Tale presunzione, che è intesa ad offrire una particolare garanzia a favore dei terzi danneggiati che rimangono estranei alla circolazione del veicolo, viene peraltro, meno se il conducente abbia dimostrato di avere fatto il possibile per evitare il danno (Cass. 2362/1966), ovvero se è accertata in concreto la sua colpa, essendo tutte le disposizioni dell'art. 2054 c.c. indissolubilmente connesse alla statuizione fondamentale concernente la presunzione di responsabilità del conducente, di cui le altre disposizioni costituiscono evidenti articolazioni;
sicché non è lecito ritenere che quando la responsabilità del conducente risulti accertata in concreto, indipendentemente dalla presunzione, il proprietario del veicolo possa essere chiamato a rispondere ai sensi del comma 3^ dell'art. 2054, che appunto costituisce estensione ed articolazione del principio presuntivo posto col comma 1^ (Corte Cost. 17.12.1981 n. 192).
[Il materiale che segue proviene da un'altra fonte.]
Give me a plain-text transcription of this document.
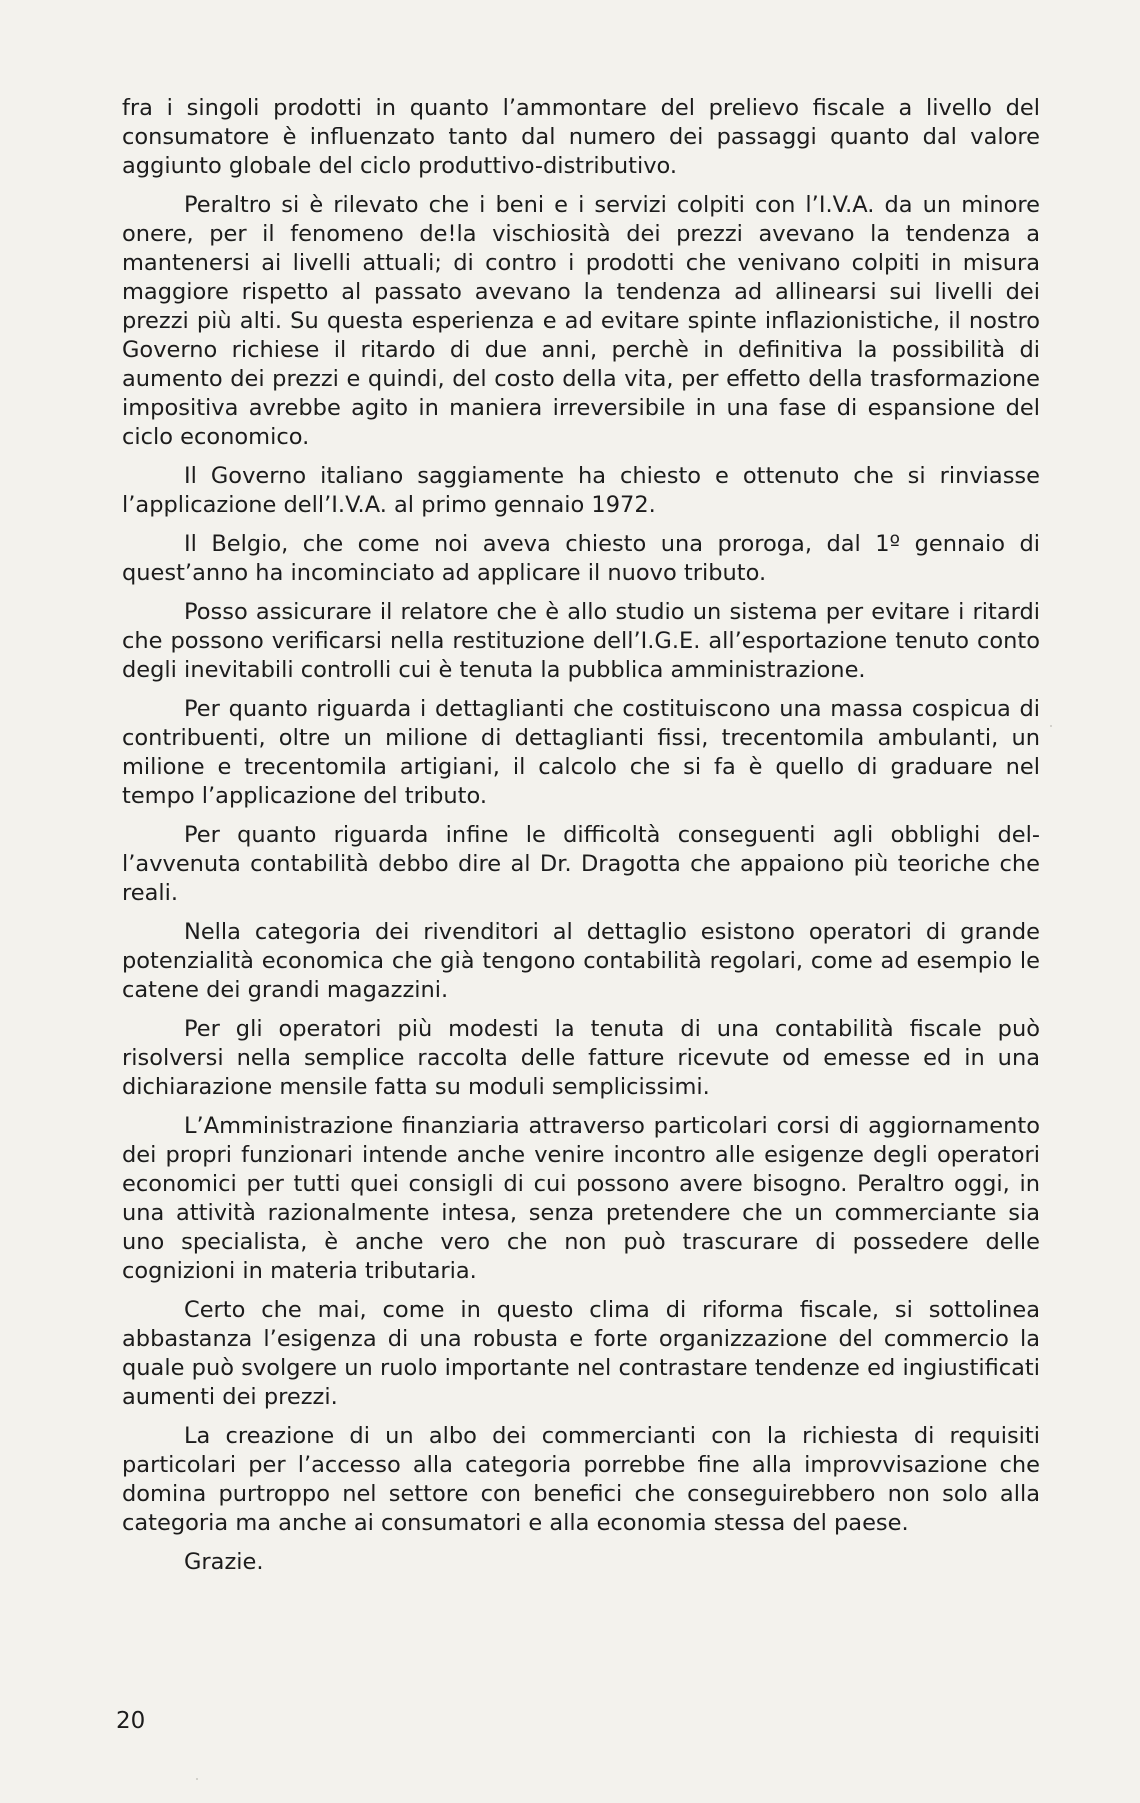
fra i singoli prodotti in quanto l’ammontare del prelievo fiscale a livello del consumatore è influenzato tanto dal numero dei passaggi quanto dal valore aggiunto globale del ciclo produttivo-distributivo.

Peraltro si è rilevato che i beni e i servizi colpiti con l’I.V.A. da un minore onere, per il fenomeno de!la vischiosità dei prezzi avevano la tendenza a mantenersi ai livelli attuali; di contro i prodotti che venivano colpiti in misura maggiore rispetto al passato avevano la tendenza ad allinearsi sui livelli dei prezzi più alti. Su questa esperienza e ad evitare spinte inflazionistiche, il nostro Governo richiese il ritardo di due anni, perchè in definitiva la possibilità di aumento dei prezzi e quindi, del costo della vita, per effetto della trasformazione impositiva avrebbe agito in maniera irreversibile in una fase di espansione del ciclo economico.

Il Governo italiano saggiamente ha chiesto e ottenuto che si rinviasse l’applicazione dell’I.V.A. al primo gennaio 1972.

Il Belgio, che come noi aveva chiesto una proroga, dal 1º gennaio di quest’anno ha incominciato ad applicare il nuovo tributo.

Posso assicurare il relatore che è allo studio un sistema per evitare i ritardi che possono verificarsi nella restituzione dell’I.G.E. all’esportazione tenuto conto degli inevitabili controlli cui è tenuta la pubblica amministrazione.

Per quanto riguarda i dettaglianti che costituiscono una massa cospicua di contribuenti, oltre un milione di dettaglianti fissi, trecentomila ambulanti, un milione e trecentomila artigiani, il calcolo che si fa è quello di graduare nel tempo l’applicazione del tributo.

Per quanto riguarda infine le difficoltà conseguenti agli obblighi dell’avvenuta contabilità debbo dire al Dr. Dragotta che appaiono più teoriche che reali.

Nella categoria dei rivenditori al dettaglio esistono operatori di grande potenzialità economica che già tengono contabilità regolari, come ad esempio le catene dei grandi magazzini.

Per gli operatori più modesti la tenuta di una contabilità fiscale può risolversi nella semplice raccolta delle fatture ricevute od emesse ed in una dichiarazione mensile fatta su moduli semplicissimi.

L’Amministrazione finanziaria attraverso particolari corsi di aggiornamento dei propri funzionari intende anche venire incontro alle esigenze degli operatori economici per tutti quei consigli di cui possono avere bisogno. Peraltro oggi, in una attività razionalmente intesa, senza pretendere che un commerciante sia uno specialista, è anche vero che non può trascurare di possedere delle cognizioni in materia tributaria.

Certo che mai, come in questo clima di riforma fiscale, si sottolinea abbastanza l’esigenza di una robusta e forte organizzazione del commercio la quale può svolgere un ruolo importante nel contrastare tendenze ed ingiustificati aumenti dei prezzi.

La creazione di un albo dei commercianti con la richiesta di requisiti particolari per l’accesso alla categoria porrebbe fine alla improvvisazione che domina purtroppo nel settore con benefici che conseguirebbero non solo alla categoria ma anche ai consumatori e alla economia stessa del paese.

Grazie.

20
Le medesime regole di diritto non possono trovare applicazione in situazioni come quella in esame, in cui la volontà contraria non ha ragionevole possibilità di manifestarsi con la apposizione di ostacoli materiali all'uso indebito di terzi, il che comporterebbe oltretutto l'obbligo generalizzato di recinzione di tutti i terreni, per evitare il coinvolgimento nelle attività contra legem, che terzi, abusivamente, compissero, nella più assoluta ignoranza del proprietario;
tale contrarietà potendo invece desumersi, come il giudice di merito ha ritenuto, dalla circostanza che del terreno la PA nemmeno avesse conosciuto il sito, non essendosi mai recata sui luoghi, tanto da ricavare non solo la sua estraneità all'attività estrattiva, ma anche la sua esclusione dal rapporto di causalità materiale, che nella circolazione del veicolo è il fondamento della solidarietà ed è configurabile, per la natura di quella attività, sino alla manifestazione della volontà proibitiva, ma che nella specie non può trovare la stessa applicazione, mancando la identità del presupposto. Il ricorso va respinto;
le spese del processo, ricorrendo giusti motivi, possono essere compensate.
P.Q.M.
La Corte rigetta il ricorso e compensa le spese.
Così deciso in Roma, il 16 aprile 2003.